Life is enriched by its natural ebb and flow; it is made unique by various events and people and experiences. From innocent love to complicated relationships, cherubic smiles in childhood to toothless ones as we age, we experience a multitude of feelings that toss us this way and that on a rollercoaster of emotions. It is this uncertainty that makes the ride of life both unpredictable and poignant. The quest for meaning in this constantly whirling life is not arrived at in a simple linear fashion, with events and opportunities lining up in sequence. Most often we find ourselves holding on to two opposite emotions simultaneously, trying to tease out what we truly feel about the moment.
Years ago when I watched my child insist on tying her shoelaces “all by myself,” I felt a flutter of an unfamiliar feeling, a mixture of pride and unease, of having reached a significant milestone but of also losing something precious. This simple act of independence was a harbinger of days and years when her dependence on me and my hold on her would become more tenuous. It was a bittersweet moment that hung between us.

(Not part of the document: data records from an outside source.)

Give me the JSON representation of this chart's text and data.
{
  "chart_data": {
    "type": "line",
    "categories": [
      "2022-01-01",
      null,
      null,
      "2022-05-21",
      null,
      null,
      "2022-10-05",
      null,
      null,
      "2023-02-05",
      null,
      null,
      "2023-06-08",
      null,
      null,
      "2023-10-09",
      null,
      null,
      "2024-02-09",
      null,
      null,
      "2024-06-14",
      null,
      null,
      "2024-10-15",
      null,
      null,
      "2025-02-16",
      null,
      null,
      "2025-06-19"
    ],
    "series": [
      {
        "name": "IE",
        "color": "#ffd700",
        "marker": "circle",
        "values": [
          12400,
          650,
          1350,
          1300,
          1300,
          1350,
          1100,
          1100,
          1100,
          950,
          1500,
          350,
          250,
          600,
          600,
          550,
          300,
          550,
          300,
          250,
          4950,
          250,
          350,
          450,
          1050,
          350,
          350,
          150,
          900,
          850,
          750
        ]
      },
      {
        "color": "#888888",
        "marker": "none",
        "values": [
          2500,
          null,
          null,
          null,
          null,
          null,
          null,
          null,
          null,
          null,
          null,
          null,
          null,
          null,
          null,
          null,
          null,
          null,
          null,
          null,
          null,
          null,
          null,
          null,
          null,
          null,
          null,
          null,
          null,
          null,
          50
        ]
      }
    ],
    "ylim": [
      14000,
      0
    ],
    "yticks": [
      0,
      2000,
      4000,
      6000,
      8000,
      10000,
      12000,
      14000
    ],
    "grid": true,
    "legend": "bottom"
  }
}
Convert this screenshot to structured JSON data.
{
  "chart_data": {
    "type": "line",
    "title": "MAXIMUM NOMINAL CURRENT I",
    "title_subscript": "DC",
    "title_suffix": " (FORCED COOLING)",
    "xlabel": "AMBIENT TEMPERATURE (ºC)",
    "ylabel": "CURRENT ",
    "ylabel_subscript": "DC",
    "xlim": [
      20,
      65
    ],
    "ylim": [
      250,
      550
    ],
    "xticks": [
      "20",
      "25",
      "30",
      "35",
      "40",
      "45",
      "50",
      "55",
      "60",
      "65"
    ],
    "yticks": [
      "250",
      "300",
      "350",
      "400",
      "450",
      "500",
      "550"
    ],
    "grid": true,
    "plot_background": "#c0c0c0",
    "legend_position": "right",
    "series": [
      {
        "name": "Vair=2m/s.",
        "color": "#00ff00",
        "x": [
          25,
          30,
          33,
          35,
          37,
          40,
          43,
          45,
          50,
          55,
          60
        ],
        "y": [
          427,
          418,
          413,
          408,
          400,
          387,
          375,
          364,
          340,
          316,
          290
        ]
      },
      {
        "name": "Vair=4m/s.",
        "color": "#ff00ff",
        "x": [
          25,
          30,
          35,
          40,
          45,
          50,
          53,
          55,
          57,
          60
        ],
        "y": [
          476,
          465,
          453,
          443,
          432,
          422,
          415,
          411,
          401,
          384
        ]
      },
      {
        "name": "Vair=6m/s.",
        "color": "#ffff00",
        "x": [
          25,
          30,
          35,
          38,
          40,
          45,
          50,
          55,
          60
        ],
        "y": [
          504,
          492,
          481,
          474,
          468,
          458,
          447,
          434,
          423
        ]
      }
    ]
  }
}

Being able to hold happiness and sadness simultaneously was a measure of my own growth. In the decades since that first moment of awareness of the bittersweetness of life, I have tried often, unsuccessfully, to capture the essence of this life, my life, in these in-between periods.
The pandemic has been a prolonged pause that at first seemed unreasonable, then untenable, until we made peace with the bargain on behalf of ourselves and the communities in which we lived. And now as we step forward, getting on a plane, showing up in an auditorium, or simply stepping out without a mask, we are made aware that by the simple act of choosing, we are courting risk. This choice itself is bittersweet, holding within its palm the promise of freedom but also unknown dangers that hide in plain sight.
Yet the virus is not the only risk to our lives. We still need to factor in the general risks of climate change, specific risks of random accidents (or intentional acts of terrorism) and individual risks of unhealthy lifestyles. The only thing certain is that death, that fearsome shadow we anticipate in the distant future, may very well lurk around the corner. We will ultimately succumb to something. But before we reach that end, there could be many crossroads on the way.
It isn’t easy to change careers, move to new countries, or undertake major life change—particularly as we age—but the only way to measure the life we have left is by taking stock of what we have in hand: one day, this day, today.
As the writer Annie Dillard wrote, “How we spend our days is of course how we spend our lives.” Ultimately, life is not lived in the balance sheet that we contemplate at the end; it is in every moment that we take for granted, every idle thought we entertain, and in each breath we take.
Ranjani Rao is the author of Rewriting my Happily Ever After: A Memoir of Divorce and Discovery. She lives in Singapore.